Esperó por el montacargas y bajó hasta la segunda planta. Otra sala, otro pasillo. Miró por el ventanuco: esta vez había muchas más puertas, cinco a cada lado, diez en total, y al final, en lugar de la puerta de cierre de la planta superior, lo que debía ser la revuelta hacia la otra ala del edificio. No salió. Había una mujer haciendo guardia en la isleta central del pasillo, donde estaba la sala del personal que atendía la planta. Aguardó algún movimiento.
La señal indicadora de una de las puertas cambió del verde al rojo. La enfermera se levantó advertida por un zumbido en la consola y se dirigió hasta ella. Real aprovechó entonces para salir y colarse por la primera de las puertas que encontró.
El cabecero de la cama estaba ligeramente iluminado por los indicadores del sistema de mantenimiento vital. El silencio en la habitación apenas era roto por el zumbido de la bomba de drenaje acoplada a la parte inferior de la cama en la que reposaba el paciente, conectado a varios tubos que salían y entraban de su cuerpo y a un par de columnas con bolsas transparentes. Real se le acercó y lo miró. Era un chico, como los que había visto abajo en el mortuorio, aunque este estaba vivo, al menos eso indicaba el bipeo del cardiógrafo al que estaba conectado. Paco le puso la mano en la frente, estaba caliente. Al sentir el contacto el joven abrió apenas los ojos, no estaba despierto ni dormido, parecía drogado, tenía la mirada perdida en alguna parte. De su nariz salía una sonda nasogástrica, y por el costado un tubo conectaba algún órgano con el mecanismo de bombeo. Real encontró el ánimo para levantar la sábana. El cuerpo exhibía un par de costurones como los que había visto previamente en los cuerpos sin vida del mortuorio. El bipeo aumentó de frecuencia, una luz roja se encendió en el tablero de control, y el sonido agudo de la alarma inundó la habitación. Apenas tuvo tiempo de escabullirse por la puerta y volver a la sala del montacargas antes de que la enfermera entrara para comprobar qué estaba mal.
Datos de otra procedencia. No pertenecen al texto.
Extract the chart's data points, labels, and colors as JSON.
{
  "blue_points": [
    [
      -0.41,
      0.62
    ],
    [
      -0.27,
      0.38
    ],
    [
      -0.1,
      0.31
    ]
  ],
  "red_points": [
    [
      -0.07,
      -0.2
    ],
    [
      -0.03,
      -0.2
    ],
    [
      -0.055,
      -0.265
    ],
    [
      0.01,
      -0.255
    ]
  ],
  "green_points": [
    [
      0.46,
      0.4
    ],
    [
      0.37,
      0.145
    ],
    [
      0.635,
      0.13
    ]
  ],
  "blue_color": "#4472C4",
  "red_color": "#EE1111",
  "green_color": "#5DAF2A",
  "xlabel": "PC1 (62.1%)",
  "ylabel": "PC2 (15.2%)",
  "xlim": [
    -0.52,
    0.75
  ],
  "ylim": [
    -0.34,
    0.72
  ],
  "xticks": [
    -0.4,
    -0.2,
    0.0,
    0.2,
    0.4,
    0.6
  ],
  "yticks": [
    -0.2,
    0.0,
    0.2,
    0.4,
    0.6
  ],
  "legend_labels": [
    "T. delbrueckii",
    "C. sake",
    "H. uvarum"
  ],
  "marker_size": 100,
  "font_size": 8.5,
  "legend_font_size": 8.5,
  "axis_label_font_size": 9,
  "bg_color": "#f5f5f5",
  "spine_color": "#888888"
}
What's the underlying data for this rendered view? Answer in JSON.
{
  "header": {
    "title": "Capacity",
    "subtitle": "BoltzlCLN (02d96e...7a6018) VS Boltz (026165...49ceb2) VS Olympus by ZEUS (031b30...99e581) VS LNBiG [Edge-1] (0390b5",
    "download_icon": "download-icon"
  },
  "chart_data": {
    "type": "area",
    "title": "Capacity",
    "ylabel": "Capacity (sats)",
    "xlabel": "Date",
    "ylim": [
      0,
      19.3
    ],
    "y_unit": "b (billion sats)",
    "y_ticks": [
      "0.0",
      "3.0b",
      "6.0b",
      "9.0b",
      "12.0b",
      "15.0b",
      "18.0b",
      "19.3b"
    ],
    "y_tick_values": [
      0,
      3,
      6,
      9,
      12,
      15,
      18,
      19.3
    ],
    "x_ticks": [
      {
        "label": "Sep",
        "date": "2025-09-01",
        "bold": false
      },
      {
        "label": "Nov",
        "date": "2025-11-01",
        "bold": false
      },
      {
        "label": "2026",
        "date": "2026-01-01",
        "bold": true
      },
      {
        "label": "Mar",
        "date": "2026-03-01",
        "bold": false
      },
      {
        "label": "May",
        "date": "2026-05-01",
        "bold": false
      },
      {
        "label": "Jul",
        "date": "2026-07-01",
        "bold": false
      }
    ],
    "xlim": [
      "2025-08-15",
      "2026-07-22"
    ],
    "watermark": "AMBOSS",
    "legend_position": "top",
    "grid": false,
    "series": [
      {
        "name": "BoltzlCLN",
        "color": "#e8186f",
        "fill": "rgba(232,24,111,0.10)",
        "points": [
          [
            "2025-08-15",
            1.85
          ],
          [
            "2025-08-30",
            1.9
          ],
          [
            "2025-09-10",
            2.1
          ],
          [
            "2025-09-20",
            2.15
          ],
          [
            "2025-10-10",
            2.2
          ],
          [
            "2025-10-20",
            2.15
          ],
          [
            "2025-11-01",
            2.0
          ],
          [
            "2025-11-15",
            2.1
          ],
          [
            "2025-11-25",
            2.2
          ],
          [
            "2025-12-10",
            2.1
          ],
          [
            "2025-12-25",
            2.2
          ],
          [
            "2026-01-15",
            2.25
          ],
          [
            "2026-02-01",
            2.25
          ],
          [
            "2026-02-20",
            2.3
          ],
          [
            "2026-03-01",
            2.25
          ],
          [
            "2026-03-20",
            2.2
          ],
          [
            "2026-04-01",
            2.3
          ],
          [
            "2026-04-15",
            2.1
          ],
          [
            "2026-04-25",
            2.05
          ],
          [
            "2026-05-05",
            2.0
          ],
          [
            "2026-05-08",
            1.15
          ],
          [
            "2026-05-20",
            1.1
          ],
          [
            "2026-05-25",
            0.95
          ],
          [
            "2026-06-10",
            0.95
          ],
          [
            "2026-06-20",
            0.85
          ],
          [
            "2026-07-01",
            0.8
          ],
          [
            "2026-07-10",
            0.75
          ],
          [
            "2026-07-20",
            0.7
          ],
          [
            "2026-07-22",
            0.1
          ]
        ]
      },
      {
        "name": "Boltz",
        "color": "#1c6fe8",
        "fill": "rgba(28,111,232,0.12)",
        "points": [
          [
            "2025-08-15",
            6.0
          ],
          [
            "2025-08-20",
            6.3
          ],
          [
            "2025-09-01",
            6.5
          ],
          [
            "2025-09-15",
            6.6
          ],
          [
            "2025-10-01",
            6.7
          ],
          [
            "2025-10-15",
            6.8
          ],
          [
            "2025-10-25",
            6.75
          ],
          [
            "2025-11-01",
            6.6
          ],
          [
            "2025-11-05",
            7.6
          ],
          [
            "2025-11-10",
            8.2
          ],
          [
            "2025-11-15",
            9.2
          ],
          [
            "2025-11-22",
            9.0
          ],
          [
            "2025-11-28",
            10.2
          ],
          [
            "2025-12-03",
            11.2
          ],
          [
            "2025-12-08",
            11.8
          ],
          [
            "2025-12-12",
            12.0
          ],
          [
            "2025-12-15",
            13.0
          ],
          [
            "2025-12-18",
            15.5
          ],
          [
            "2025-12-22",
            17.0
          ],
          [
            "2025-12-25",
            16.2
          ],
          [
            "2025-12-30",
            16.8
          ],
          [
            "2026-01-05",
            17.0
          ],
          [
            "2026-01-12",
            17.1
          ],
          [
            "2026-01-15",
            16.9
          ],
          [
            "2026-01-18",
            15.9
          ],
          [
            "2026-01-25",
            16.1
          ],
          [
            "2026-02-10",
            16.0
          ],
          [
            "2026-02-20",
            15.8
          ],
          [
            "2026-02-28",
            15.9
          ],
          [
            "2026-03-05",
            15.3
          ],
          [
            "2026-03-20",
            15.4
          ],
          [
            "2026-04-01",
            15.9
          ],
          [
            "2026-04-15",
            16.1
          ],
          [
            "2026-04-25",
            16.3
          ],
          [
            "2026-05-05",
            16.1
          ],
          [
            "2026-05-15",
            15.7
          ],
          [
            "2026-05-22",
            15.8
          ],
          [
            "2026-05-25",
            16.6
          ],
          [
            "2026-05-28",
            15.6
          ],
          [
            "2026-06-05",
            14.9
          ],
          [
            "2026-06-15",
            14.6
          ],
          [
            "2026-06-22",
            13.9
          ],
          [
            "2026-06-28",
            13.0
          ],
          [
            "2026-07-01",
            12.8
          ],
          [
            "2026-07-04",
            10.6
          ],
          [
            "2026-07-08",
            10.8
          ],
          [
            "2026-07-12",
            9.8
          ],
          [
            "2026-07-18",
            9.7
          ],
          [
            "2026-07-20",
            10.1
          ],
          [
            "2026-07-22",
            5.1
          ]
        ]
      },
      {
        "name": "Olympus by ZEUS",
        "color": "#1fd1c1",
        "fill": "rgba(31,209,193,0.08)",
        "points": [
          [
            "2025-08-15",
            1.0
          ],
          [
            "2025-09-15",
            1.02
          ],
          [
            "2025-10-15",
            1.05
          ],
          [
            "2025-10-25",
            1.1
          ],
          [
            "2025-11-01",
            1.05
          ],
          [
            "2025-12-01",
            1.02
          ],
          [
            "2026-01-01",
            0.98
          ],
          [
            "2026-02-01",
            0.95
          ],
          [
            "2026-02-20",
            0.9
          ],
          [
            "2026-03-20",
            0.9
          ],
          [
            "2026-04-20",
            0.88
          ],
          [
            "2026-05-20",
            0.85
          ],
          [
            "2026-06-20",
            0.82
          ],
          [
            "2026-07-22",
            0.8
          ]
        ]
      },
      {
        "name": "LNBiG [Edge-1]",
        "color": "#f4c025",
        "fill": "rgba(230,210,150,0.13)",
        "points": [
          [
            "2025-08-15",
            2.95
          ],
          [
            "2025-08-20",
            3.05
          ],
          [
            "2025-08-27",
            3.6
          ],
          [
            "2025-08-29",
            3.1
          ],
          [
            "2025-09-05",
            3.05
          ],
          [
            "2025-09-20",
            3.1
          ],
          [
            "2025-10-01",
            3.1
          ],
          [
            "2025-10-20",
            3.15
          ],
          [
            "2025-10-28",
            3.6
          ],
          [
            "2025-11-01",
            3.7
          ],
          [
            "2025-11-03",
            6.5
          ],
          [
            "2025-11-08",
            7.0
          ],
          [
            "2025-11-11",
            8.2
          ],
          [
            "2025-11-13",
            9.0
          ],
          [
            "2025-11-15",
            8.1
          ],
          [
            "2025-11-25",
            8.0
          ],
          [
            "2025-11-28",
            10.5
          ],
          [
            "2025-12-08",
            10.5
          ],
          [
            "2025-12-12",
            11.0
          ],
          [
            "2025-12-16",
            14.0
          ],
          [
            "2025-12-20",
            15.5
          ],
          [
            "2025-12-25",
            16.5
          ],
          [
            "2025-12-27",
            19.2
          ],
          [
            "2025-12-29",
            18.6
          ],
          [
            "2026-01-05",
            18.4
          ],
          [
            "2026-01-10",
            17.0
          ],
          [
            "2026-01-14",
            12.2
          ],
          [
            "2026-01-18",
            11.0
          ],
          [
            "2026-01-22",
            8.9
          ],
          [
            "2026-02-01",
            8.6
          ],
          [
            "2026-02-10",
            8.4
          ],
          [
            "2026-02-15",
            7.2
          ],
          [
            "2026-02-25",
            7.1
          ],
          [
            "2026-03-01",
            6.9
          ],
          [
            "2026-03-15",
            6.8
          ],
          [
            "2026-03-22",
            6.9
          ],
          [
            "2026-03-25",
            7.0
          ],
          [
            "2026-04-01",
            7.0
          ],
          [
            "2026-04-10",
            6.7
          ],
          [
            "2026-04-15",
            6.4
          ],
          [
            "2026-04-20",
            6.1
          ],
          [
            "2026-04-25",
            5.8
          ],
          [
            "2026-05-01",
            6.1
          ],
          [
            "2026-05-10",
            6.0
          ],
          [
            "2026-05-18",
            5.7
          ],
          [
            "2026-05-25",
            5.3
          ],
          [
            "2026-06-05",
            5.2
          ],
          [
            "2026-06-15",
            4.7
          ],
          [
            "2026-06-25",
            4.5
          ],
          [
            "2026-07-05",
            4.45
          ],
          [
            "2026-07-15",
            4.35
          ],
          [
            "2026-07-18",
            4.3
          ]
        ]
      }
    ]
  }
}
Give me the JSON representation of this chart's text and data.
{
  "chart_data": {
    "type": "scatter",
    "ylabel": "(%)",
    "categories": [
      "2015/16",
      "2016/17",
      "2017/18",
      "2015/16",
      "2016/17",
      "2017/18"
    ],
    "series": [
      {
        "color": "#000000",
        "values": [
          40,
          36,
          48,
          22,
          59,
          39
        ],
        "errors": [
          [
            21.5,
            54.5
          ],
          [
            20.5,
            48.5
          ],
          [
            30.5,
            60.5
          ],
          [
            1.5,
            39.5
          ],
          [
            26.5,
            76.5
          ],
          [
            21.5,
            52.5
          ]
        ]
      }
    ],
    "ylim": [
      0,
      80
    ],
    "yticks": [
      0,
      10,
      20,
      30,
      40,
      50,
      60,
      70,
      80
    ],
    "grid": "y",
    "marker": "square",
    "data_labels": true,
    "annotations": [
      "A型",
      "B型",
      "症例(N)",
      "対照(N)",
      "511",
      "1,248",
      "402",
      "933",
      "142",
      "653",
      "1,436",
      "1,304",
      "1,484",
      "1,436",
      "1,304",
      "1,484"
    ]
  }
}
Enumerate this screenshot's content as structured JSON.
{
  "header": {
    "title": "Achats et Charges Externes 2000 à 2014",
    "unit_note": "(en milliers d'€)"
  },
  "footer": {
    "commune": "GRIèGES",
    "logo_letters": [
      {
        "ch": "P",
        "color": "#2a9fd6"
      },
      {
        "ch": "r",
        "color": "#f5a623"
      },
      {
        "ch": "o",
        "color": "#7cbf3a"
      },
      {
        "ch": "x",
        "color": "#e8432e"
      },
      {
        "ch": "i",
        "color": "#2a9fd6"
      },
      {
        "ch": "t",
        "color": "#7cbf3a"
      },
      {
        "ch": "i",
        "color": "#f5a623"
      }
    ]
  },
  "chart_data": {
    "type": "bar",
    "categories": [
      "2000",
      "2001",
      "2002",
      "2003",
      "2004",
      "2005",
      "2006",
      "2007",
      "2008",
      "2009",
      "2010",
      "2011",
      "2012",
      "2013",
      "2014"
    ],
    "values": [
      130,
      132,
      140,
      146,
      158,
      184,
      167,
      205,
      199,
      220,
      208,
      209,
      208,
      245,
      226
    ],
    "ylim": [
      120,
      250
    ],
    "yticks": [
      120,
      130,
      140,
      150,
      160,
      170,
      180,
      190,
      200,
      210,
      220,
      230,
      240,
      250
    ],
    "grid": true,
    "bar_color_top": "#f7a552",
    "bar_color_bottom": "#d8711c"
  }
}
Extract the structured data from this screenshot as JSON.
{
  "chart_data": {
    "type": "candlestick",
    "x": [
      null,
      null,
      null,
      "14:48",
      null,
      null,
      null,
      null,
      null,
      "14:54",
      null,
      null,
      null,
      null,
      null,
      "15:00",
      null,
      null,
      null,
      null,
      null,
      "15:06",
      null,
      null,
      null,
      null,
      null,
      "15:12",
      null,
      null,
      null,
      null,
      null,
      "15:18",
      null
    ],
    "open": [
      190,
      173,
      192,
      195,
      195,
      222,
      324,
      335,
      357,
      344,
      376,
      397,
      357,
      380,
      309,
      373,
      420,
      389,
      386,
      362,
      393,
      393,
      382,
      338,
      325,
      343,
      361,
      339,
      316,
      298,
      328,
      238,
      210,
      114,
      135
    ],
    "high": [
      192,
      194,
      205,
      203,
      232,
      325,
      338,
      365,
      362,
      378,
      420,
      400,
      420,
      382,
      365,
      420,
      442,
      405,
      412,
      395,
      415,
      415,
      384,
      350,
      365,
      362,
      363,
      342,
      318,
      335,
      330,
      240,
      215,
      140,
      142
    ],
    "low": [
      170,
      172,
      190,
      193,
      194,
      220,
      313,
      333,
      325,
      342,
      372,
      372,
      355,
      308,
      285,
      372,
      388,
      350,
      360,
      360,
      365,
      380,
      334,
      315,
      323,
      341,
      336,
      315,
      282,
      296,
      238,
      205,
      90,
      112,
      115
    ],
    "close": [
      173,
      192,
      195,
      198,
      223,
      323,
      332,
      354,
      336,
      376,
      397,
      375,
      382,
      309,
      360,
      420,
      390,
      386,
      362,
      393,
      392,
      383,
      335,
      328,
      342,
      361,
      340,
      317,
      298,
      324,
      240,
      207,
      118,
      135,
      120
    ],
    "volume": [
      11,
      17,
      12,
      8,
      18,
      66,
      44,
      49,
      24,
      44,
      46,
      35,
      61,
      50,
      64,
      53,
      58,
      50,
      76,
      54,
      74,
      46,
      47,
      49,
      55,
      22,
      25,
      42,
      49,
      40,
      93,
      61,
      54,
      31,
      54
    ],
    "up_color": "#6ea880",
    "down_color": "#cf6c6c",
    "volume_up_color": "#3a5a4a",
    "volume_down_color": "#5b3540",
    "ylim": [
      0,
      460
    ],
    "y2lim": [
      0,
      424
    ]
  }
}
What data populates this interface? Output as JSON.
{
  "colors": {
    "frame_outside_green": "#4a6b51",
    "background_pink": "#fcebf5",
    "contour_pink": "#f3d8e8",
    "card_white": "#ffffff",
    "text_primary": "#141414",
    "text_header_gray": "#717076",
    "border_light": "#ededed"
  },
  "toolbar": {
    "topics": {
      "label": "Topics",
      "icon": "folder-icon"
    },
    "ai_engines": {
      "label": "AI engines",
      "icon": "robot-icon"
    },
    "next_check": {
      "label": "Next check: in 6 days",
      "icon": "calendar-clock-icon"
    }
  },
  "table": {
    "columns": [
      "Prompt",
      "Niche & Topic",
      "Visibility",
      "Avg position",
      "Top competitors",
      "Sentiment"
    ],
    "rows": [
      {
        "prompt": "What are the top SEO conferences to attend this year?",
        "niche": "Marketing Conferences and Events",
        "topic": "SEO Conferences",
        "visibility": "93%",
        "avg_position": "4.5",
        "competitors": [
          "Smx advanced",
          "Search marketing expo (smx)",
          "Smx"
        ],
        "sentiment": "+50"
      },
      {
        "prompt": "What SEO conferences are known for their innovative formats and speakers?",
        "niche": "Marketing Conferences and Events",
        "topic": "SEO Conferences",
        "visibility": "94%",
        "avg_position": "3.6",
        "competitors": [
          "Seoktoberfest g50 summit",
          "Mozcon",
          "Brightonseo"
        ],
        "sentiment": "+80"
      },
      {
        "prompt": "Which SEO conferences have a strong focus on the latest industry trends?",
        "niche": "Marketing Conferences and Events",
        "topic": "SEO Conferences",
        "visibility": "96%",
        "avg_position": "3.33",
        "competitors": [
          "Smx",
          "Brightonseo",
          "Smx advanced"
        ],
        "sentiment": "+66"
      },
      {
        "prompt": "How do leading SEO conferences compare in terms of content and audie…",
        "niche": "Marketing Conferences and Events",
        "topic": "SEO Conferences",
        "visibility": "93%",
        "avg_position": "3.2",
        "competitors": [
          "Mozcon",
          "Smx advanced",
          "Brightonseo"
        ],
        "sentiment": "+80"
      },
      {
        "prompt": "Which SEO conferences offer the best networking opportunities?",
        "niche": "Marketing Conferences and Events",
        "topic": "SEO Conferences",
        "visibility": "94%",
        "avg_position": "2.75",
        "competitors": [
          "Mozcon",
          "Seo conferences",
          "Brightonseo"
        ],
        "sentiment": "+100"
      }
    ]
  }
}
Real pensó que ya se había arriesgado lo suficiente y que era el momento de buscar la forma de salir del recinto, tarde o temprano alguien echaría de menos al operario de mantenimiento e iniciaría una búsqueda. Regresó al sótano y desanduvo sus pasos hasta llegar a la galería de servicio por la que había entrado. Pasó junto a una habitación en la que se oían personas conversando en un idioma extranjero, el personal auxiliar de guardia pasaba el rato con una partida de cartas en la sala de descanso. Se agachó para no ser descubierto, salió al fresco aire de la noche.